子供から大人まで楽しめるが、大人の観客にとっては思いがけずハッとさせられる。2018年10月12日(金)より公開の『スモールフット』はそんな映画だ。臆病なイエティと、彼らにとって空想上の生物とされてきたスモールフット=人間との不思議な出会いを描く。『ミニオンズ』(2015)原作者と音楽が贈るミュージック・ファンタジーとあって、すべての世代を夢中にさせる楽しさは折り紙付きだ。
好奇心があるからこそ、人生はすばらしい
『スモールフット』イエティの主人公のミーゴは、人里離れた雪の山頂に暮らしている。そこではイエティたち特有の文化が形成されており、彼らは古代めいた伝統を疑うこと無く信じて生きている。

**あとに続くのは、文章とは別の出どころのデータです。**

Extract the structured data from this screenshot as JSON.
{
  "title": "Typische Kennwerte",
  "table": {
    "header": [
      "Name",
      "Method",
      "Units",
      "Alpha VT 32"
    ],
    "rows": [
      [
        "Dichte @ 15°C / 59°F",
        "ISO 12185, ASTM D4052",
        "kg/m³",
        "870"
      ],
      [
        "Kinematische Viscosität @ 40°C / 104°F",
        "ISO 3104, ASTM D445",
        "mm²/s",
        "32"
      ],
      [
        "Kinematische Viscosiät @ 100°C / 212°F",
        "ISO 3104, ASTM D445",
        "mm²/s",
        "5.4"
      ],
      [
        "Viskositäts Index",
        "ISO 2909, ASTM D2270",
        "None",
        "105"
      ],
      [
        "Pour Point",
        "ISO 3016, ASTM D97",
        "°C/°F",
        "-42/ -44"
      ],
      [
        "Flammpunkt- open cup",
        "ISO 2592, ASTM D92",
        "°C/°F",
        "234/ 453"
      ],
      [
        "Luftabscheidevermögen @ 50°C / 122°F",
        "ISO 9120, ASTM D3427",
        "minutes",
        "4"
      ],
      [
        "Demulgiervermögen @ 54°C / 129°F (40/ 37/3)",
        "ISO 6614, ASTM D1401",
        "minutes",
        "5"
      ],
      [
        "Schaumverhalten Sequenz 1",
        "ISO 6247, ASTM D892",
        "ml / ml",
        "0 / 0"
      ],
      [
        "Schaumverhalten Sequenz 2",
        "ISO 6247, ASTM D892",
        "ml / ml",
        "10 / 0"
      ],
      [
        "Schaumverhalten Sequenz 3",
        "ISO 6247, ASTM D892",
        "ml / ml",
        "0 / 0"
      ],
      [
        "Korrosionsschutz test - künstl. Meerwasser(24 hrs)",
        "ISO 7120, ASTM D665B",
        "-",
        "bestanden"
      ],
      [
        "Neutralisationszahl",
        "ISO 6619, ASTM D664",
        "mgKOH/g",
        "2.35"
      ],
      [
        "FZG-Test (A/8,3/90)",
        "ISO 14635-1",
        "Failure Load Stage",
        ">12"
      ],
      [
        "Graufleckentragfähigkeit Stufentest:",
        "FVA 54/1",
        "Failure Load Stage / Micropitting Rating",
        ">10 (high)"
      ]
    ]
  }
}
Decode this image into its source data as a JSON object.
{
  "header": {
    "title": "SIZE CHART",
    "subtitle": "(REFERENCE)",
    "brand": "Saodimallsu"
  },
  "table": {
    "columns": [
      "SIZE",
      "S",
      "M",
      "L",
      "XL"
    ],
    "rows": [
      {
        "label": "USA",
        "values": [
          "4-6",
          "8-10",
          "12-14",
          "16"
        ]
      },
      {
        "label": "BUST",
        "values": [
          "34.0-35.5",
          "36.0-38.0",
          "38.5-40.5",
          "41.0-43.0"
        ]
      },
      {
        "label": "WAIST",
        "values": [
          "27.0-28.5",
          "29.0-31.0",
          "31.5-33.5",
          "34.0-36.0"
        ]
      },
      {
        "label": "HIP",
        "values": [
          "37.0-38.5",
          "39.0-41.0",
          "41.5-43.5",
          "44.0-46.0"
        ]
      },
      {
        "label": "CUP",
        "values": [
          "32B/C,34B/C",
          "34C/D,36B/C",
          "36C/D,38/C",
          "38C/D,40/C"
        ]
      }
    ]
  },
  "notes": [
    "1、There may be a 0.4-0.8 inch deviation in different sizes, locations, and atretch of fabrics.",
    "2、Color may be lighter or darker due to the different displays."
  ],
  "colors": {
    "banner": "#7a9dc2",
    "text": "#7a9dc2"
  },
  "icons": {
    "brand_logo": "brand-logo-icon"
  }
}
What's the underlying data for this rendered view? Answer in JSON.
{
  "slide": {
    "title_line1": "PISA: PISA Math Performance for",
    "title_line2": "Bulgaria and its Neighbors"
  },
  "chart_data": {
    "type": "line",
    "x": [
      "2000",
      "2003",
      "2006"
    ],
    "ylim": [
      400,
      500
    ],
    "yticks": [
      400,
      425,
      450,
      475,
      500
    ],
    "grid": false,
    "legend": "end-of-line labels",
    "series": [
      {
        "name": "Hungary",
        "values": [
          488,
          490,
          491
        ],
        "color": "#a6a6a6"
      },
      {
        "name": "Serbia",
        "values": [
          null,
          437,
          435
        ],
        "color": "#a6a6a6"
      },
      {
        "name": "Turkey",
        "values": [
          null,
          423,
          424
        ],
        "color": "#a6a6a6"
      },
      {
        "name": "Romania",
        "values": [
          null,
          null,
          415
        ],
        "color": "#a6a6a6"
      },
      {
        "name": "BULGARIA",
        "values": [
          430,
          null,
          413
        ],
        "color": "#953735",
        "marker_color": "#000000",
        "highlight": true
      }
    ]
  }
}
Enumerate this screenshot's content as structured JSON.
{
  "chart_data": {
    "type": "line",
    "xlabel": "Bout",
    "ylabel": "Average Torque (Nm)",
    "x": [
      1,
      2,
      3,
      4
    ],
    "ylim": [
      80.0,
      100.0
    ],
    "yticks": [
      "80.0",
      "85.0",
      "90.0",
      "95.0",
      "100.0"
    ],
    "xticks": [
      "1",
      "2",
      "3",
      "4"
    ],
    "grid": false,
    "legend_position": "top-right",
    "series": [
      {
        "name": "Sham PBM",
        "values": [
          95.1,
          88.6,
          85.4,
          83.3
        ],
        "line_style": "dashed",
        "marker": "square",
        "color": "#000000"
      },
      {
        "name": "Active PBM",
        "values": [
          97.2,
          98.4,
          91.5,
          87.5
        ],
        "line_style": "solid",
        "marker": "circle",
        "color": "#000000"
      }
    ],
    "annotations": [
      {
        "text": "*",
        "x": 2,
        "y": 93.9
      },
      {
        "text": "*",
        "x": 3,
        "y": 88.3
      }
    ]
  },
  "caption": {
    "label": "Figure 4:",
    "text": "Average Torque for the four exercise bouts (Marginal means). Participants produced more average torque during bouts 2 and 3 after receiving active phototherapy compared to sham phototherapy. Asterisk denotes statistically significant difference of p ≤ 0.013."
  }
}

主人公ミーゴも、最初こそ「このまま全て変わらずにいてほしい」ことを望み、村の子どもたちには「ほんとかなって疑問がわいたら、モヤモヤはグッと押し込んで」、旧来の教えを疑わないことを説いて回る。ミーゴはこの保守的なメッセージを、アップテンポなミュージカル・ナンバーに乗せて歌うが、観客はすぐに曲調と歌詞がミスマッチであることに気づくようになっている。
この映画のテーマは、あくまでも「好奇心があるからこそ、人生はすばらしくなるんだ」という考えに基づくもの。だが、「何も疑わずに今のままが続くことを望め」というイエティたちの姿は、意外なほど大人の観客の心を突く。監督のキャリー・カークパトリックがインタビューで答えているように、イエティの世界は「人間より進化が1,000年ほど遅れている」設定で、「村の作りやその信念体系はどことなく原始的」である。しかしながら、映画の冒頭で観客は「だからといって私達は、このイエティを蔑視できるだろうか」というジレンマに陥る。
そしてミーゴは、スモールフット…、つまり人間のパーシーと偶然出会う。お互いの言葉は通じないようで、ミーゴからすると人間は、ミニオンのようにピーチク騒ぐ小動物に見えている。一方人間の目からすると、イエティはガウガウと吠える巨大な怪物だ。このあたりのユーモアは、『怪盗グルー』シリーズとミニオンを生み出したセルジオ・パブロス原作とあって安心の出来。往年のアメリカン・コメディ・アニメ「ルーニー・テューンズ」を意識したというアクションは賑やかで飽きさせない。